Mark Sherman at Fairview Gardens said he was stumped. “We have already installed conservation techniques. We already have drip irrigation. We have established abundant sponge-like organic material in the soil. I don’t know what else we can do, but we can’t charge more for our vegetables. We already charge a premium for being local and organic.”

I work at Healing Grounds Nursery, a greenhouse operation on Ellwood Canyon Farm. It’s a small business. We grow vegetable seedlings to sell at the Farmers Market. Our water bill will also increase dramatically, and I have a personal stake in the matter because I like my job and we make a good product — tomato seedling for home gardeners. There are changes we are making to save water, but it still hurts.

Let me say again that a Stage III drought seems like a disaster for Goleta farmers. But farming is a gamble that goes from one disaster to another — no rain, too much rain, cold weather, hot weather, plagues of insects, the scourge of mildew, infestations of uncontrollable weeds, a scarcity of labor.
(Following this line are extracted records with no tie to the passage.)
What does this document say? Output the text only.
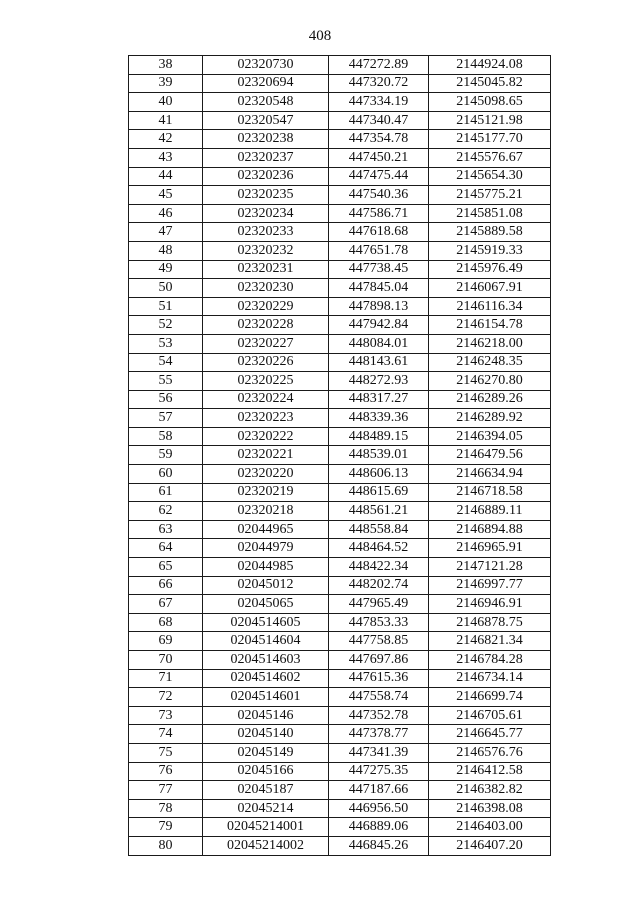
408
38	02320730	447272.89	2144924.08
39	02320694	447320.72	2145045.82
40	02320548	447334.19	2145098.65
41	02320547	447340.47	2145121.98
42	02320238	447354.78	2145177.70
43	02320237	447450.21	2145576.67
44	02320236	447475.44	2145654.30
45	02320235	447540.36	2145775.21
46	02320234	447586.71	2145851.08
47	02320233	447618.68	2145889.58
48	02320232	447651.78	2145919.33
49	02320231	447738.45	2145976.49
50	02320230	447845.04	2146067.91
51	02320229	447898.13	2146116.34
52	02320228	447942.84	2146154.78
53	02320227	448084.01	2146218.00
54	02320226	448143.61	2146248.35
55	02320225	448272.93	2146270.80
56	02320224	448317.27	2146289.26
57	02320223	448339.36	2146289.92
58	02320222	448489.15	2146394.05
59	02320221	448539.01	2146479.56
60	02320220	448606.13	2146634.94
61	02320219	448615.69	2146718.58
62	02320218	448561.21	2146889.11
63	02044965	448558.84	2146894.88
64	02044979	448464.52	2146965.91
65	02044985	448422.34	2147121.28
66	02045012	448202.74	2146997.77
67	02045065	447965.49	2146946.91
68	0204514605	447853.33	2146878.75
69	0204514604	447758.85	2146821.34
70	0204514603	447697.86	2146784.28
71	0204514602	447615.36	2146734.14
72	0204514601	447558.74	2146699.74
73	02045146	447352.78	2146705.61
74	02045140	447378.77	2146645.77
75	02045149	447341.39	2146576.76
76	02045166	447275.35	2146412.58
77	02045187	447187.66	2146382.82
78	02045214	446956.50	2146398.08
79	02045214001	446889.06	2146403.00
80	02045214002	446845.26	2146407.20
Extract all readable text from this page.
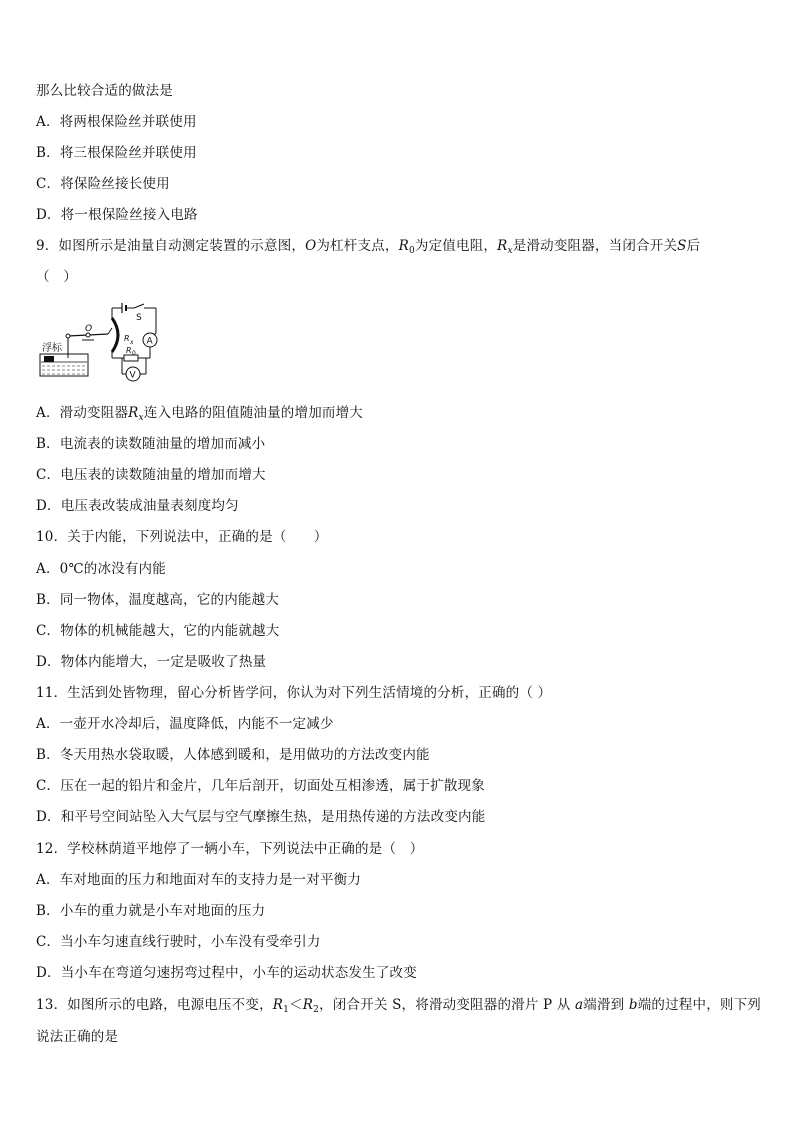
那么比较合适的做法是
A．将两根保险丝并联使用
B．将三根保险丝并联使用
C．将保险丝接长使用
D．将一根保险丝接入电路
9．如图所示是油量自动测定装置的示意图，O为杠杆支点，$R_0$为定值电阻，$R_x$是滑动变阻器，当闭合开关S后
（　）
浮标
O
R x
S
A
R 0
V
A．滑动变阻器$R_x$连入电路的阻值随油量的增加而增大
B．电流表的读数随油量的增加而减小
C．电压表的读数随油量的增加而增大
D．电压表改装成油量表刻度均匀
10．关于内能，下列说法中，正确的是（　　）
A．0℃的冰没有内能
B．同一物体，温度越高，它的内能越大
C．物体的机械能越大，它的内能就越大
D．物体内能增大，一定是吸收了热量
11．生活到处皆物理，留心分析皆学问，你认为对下列生活情境的分析，正确的（ ）
A．一壶开水冷却后，温度降低，内能不一定减少
B．冬天用热水袋取暖，人体感到暖和，是用做功的方法改变内能
C．压在一起的铅片和金片，几年后剖开，切面处互相渗透，属于扩散现象
D．和平号空间站坠入大气层与空气摩擦生热，是用热传递的方法改变内能
12．学校林荫道平地停了一辆小车，下列说法中正确的是（　）
A．车对地面的压力和地面对车的支持力是一对平衡力
B．小车的重力就是小车对地面的压力
C．当小车匀速直线行驶时，小车没有受牵引力
D．当小车在弯道匀速拐弯过程中，小车的运动状态发生了改变
13．如图所示的电路，电源电压不变，$R_1<R_2$，闭合开关 S，将滑动变阻器的滑片 P 从 a端滑到 b端的过程中，则下列
说法正确的是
Or you produce a crop of abundance only to discover that the market went south and you can’t sell it. Everything that can go wrong will go wrong. That’s the only thing you can count on.

This is what I have told people. Yes, farmers are smart and innovative and hard-working, but mostly they just never give up. Goleta farmers will not give up, period. We are stumped and we are scared, but we will fix those leaks, and we will come up with some smart ideas as well, because whatever worked last year might not work this year.

The Goleta Water District declared a Stage III drought at their May 12 board meeting. The district will impose a $2.60 per hundred cubic feet surcharge on all customers, residential, commercial, and agricultural. Everyone will be paying more for less water. That is the hard news. In addition, all customers will face restrictions on when and where they can water their outdoor landscape.

Anyone can look at the sky and know that we have had little rain for four years now. The drought is not arguable. No one knows how long it will last. The drought could end tomorrow, but management of scarce water resources has to be long-term and conservative. We’re going to fix all those leaking pipes, and we will never take water for granted again. Water is life.